I made an evening of drinking mojitos and googling photos of the world's tallest man and thought surely this giant will die soon, and he did the following morning. Giants never last long. I felt implicated in his death, so the next night I ate Mexican and drank margaritas -- on the rocks with salt -- in his honor. I ordered a single frozen margarita for my deceased giant friend because it just seemed right. I imagined I was instead celebrating the birthday of the fallen giant and that he was sitting there with a sombrero perched atop his head. And the sombrero would scrape against a piñata lofted above him and come toppling to the ground. But it would take so long to float from his head to the floor that I could catch it in between, stand on my chair, wipe salsa from his cheek with the corner of my napkin, then place the sombrero back gently on his head. And I would snap my fingers, and a mariachi band would appear, singing songs and bringing flan with a single lit birthday candle.

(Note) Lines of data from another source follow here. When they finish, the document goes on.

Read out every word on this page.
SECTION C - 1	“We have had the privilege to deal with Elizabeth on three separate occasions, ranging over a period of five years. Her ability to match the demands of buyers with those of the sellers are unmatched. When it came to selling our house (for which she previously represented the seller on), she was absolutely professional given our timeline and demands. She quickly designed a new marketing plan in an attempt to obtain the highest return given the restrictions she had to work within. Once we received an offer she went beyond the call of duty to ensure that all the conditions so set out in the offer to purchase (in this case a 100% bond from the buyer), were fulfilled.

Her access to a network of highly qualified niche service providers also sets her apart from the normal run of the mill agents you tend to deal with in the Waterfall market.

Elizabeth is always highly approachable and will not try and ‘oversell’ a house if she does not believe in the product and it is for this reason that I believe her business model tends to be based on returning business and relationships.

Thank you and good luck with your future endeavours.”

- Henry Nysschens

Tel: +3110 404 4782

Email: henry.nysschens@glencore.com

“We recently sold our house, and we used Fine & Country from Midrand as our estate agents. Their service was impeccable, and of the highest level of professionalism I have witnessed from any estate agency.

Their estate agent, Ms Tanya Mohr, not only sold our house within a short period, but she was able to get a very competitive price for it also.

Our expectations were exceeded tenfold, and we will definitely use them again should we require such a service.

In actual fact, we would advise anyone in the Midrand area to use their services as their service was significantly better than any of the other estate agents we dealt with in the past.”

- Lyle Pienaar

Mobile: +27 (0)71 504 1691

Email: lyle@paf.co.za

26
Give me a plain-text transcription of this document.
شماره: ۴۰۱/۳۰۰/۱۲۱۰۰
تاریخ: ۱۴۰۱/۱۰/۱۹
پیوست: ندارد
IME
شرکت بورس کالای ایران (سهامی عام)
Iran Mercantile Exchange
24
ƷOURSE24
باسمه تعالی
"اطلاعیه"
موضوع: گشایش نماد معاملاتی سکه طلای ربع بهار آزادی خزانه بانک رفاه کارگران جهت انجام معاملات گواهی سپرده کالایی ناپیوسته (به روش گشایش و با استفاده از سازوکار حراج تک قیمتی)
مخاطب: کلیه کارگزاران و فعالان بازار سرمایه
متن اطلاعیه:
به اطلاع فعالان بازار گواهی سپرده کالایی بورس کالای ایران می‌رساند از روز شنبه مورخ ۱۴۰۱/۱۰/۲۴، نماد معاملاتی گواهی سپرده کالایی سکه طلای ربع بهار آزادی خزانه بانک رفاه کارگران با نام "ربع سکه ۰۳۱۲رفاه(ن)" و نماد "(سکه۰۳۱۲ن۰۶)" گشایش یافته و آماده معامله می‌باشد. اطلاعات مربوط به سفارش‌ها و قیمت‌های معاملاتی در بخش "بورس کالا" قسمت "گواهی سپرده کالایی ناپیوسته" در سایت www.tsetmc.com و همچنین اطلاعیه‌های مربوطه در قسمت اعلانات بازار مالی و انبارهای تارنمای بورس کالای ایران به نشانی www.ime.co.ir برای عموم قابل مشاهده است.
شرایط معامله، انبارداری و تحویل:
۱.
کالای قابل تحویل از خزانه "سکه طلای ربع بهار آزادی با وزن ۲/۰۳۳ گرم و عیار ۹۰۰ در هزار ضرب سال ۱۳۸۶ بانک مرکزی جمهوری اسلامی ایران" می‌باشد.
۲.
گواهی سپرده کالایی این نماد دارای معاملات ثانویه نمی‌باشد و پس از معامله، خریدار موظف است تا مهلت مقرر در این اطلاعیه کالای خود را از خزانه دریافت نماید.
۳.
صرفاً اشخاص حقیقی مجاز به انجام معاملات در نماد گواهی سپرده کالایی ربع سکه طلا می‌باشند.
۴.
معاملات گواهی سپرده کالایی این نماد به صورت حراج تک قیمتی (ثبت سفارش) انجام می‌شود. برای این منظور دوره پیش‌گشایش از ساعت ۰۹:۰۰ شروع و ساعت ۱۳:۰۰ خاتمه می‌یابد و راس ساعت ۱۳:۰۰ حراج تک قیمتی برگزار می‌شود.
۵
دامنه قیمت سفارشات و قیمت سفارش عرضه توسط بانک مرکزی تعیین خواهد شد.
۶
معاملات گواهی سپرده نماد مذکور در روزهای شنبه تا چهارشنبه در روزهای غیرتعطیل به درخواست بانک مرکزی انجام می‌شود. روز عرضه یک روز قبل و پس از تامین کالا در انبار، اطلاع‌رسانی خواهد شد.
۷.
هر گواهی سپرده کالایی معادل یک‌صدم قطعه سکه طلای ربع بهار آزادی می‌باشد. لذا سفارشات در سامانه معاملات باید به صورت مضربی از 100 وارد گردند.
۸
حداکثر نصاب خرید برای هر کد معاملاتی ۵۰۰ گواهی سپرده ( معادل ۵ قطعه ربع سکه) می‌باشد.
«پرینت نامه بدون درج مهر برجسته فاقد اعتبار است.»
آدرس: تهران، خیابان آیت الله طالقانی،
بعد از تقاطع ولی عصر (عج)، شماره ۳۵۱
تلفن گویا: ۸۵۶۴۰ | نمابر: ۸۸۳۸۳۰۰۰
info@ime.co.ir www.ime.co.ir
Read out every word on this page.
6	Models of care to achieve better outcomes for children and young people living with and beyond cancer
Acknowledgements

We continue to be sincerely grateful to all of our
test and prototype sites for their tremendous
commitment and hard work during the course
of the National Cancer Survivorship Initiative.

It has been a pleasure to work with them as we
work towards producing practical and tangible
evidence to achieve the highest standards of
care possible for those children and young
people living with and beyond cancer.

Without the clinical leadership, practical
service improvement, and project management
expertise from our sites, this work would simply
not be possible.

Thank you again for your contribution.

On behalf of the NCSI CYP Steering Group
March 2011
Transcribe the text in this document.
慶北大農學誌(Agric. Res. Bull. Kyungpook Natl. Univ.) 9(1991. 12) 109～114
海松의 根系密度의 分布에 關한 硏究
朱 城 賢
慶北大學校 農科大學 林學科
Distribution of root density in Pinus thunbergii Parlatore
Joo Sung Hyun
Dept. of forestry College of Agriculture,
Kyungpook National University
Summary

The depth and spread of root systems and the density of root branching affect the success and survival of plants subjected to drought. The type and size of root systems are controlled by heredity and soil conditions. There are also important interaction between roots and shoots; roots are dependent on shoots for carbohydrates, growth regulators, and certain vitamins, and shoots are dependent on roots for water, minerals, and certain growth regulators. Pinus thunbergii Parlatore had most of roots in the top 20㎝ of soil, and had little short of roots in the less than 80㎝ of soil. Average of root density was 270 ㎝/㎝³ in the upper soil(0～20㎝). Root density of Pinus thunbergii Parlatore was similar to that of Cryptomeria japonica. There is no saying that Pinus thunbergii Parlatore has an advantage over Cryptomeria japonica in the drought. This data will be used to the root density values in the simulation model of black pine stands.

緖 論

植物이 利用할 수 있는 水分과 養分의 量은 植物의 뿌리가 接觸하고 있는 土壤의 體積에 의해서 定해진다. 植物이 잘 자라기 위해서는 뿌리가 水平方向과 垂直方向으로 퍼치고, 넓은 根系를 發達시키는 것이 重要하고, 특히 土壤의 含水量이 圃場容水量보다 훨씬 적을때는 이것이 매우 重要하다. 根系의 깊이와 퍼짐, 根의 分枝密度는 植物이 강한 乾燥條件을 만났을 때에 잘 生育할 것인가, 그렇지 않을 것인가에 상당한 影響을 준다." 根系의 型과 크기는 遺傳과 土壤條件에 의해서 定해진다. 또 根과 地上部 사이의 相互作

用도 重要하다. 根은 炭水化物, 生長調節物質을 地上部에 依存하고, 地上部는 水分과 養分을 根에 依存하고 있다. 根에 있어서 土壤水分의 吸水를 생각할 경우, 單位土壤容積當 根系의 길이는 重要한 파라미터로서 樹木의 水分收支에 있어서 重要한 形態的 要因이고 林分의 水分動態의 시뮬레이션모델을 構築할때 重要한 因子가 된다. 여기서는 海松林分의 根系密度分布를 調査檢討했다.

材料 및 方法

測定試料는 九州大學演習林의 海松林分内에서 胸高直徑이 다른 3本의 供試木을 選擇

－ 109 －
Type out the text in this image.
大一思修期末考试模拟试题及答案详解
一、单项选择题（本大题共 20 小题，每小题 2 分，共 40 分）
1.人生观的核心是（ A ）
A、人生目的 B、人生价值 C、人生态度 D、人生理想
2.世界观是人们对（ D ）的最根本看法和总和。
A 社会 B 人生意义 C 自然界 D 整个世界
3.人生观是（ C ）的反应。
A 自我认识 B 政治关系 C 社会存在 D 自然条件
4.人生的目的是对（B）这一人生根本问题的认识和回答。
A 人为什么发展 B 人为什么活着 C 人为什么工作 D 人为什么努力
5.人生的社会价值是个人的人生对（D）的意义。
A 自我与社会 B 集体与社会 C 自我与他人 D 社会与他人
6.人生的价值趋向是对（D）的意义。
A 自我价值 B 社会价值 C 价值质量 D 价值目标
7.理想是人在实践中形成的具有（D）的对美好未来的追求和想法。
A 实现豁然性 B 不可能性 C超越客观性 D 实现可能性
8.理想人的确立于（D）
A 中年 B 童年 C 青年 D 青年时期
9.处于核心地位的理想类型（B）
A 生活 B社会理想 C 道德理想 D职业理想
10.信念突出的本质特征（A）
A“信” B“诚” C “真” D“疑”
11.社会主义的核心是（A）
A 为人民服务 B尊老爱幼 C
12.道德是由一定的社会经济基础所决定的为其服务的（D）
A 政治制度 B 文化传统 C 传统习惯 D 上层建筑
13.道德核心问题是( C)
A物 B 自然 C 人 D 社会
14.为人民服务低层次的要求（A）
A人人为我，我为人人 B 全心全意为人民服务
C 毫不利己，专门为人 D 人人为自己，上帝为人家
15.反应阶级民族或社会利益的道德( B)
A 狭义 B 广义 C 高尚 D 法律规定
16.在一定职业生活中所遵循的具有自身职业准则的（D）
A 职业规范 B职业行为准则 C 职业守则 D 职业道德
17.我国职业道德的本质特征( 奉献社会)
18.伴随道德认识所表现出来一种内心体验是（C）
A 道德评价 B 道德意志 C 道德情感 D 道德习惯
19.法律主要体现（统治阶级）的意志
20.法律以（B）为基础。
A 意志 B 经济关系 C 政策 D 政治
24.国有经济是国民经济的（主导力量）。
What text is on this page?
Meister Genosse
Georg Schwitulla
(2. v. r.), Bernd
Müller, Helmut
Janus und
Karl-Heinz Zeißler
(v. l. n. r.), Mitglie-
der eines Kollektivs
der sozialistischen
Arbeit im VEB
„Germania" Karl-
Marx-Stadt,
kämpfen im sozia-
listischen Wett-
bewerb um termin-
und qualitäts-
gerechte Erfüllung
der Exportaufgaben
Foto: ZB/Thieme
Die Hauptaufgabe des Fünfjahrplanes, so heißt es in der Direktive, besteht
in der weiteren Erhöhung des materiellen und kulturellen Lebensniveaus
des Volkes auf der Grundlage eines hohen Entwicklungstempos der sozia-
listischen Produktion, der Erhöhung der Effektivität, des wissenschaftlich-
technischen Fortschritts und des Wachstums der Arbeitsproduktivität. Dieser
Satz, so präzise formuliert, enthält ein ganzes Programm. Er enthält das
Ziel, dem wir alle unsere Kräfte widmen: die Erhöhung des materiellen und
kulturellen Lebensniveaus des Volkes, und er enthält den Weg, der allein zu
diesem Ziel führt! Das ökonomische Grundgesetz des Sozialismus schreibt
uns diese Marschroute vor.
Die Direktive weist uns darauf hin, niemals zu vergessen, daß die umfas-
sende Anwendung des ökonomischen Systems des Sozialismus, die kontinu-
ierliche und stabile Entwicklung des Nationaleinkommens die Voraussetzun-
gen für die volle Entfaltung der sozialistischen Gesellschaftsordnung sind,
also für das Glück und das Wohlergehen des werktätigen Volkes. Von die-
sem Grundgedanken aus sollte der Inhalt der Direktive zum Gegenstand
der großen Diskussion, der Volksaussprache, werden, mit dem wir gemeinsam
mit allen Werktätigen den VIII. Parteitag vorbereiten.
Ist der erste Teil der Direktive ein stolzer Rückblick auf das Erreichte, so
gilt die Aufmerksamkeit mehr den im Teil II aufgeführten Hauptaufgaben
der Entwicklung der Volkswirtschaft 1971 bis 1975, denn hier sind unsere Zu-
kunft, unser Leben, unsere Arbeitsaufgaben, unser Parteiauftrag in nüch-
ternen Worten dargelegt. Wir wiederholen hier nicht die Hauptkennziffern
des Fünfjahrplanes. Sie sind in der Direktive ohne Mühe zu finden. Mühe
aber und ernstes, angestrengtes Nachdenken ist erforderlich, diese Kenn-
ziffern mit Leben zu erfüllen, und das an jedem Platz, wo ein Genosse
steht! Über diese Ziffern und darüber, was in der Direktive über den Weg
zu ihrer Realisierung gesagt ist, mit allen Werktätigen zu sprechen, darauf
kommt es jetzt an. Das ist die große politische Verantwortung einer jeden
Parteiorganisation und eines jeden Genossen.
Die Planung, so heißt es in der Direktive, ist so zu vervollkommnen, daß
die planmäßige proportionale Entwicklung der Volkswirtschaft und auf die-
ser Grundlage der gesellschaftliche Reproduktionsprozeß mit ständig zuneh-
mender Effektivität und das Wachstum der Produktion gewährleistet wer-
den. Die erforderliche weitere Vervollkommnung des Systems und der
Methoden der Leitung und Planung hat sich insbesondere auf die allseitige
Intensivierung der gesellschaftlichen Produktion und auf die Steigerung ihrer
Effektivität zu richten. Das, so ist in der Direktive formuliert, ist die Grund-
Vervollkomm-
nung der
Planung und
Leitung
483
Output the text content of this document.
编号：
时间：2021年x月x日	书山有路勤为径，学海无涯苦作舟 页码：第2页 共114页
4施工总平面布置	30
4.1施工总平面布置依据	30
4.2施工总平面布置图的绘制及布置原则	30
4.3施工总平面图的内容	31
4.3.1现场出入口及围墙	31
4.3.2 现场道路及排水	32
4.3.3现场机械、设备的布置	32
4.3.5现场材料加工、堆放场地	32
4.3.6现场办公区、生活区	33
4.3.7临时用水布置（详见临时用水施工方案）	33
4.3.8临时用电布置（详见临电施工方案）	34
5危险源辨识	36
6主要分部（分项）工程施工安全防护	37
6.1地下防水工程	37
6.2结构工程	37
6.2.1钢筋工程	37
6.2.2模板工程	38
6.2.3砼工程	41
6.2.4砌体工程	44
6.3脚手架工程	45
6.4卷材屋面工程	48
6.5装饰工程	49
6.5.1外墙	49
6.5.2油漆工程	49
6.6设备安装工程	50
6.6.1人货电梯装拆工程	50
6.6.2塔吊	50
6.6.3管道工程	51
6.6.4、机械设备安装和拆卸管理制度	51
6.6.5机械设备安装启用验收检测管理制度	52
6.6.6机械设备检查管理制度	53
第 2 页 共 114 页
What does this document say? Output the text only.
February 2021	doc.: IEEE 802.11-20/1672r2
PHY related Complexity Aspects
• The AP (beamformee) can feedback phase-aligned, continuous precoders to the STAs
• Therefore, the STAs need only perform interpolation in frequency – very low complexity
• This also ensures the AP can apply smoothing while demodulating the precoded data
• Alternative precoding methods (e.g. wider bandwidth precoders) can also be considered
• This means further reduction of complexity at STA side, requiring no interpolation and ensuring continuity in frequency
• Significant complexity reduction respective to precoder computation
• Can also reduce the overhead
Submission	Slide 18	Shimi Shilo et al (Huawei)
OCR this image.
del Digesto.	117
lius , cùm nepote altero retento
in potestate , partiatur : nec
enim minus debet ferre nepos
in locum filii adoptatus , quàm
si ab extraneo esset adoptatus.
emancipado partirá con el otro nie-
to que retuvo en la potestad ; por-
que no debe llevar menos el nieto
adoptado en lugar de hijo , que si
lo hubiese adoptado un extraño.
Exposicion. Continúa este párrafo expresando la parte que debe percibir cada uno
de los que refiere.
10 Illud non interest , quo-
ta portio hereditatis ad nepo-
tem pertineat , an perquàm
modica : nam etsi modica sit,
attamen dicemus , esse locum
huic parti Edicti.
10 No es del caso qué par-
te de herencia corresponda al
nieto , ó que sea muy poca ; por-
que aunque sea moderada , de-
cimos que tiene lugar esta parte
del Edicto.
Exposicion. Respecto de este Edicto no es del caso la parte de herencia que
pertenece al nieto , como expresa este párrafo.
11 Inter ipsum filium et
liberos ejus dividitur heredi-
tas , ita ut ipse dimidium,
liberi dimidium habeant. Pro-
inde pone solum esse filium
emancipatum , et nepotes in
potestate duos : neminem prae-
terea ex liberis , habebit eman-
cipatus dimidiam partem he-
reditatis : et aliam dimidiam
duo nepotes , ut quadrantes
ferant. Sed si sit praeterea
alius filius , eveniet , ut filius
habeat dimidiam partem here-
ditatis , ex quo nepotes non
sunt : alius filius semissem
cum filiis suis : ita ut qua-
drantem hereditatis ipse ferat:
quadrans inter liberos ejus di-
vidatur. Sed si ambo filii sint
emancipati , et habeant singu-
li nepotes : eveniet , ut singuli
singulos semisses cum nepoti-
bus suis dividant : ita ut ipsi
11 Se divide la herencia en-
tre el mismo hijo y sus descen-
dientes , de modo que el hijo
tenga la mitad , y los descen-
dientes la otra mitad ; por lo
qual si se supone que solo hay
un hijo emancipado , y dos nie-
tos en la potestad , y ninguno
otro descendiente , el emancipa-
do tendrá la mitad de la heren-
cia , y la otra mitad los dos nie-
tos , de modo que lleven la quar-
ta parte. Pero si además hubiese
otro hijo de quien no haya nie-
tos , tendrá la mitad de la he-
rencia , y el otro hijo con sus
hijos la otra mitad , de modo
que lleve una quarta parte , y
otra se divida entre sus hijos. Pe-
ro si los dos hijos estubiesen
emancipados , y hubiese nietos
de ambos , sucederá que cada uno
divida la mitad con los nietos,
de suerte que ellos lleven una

It almost seemed unfair that a giant with such great lungs should blow out only one candle and that be that. So I remembered the hotel on the lake that poses as a beach resort. Artificial palm fronds and plastic rock gardens set the mood poolside, and they even dragged the lake bottom for a little gray sand to sink your toes in. I was feeling tart, and they make a stout piña colada, so I drove to the hotel with the memory of the giant buckled and cramped in the passenger seat. I swiped my driver's license in the keycard slot to the pool's gate, and it opened. They don't tell you this, but the slot doesn't discriminate. It just wants to be swiped. You could use anything -- a credit card even -- but I use my license because I want the slot to know my face. And the photo on the license is still from '94, a good year for my face.
We bought two coladas and found pool chairs by a woman reading. I tried to fathom the logistics of her and the giant having sex and asked her to do the same. She dog-eared her book and excused herself. I blew a slushy bubble in my drink. Giant laughed. We were drunk. And I couldn't risk losing my license to a DUI because I needed it for future coladas, so we got a room. And in the room I stood on the bathroom counter and brushed hours old tortilla crumbs from giant's teeth with water and a complimentary toothbrush. He smiled and pointed at the telephone on the wall because he'd never seen one in a bathroom before. I changed him into his pajamas and tucked him in to stiff sheets.
In the morning, he was gone. I just knew he would come back with lattes any second, so I waited. I left my driver's license facing up outside the door, so he could see my face and swipe his way back in. And when check-out came, I booked the room for another night. I waited for him to appear with Mai Tai's in hand. He did not.
World's tallest man, the world misses you. I miss you. Your chump Russian successor visits me at night. He smells of vodka, and I'm sorry. But Giant, I will check in to this room over and over again, until the palm fronds wilt and the rock gardens crumble to the sea.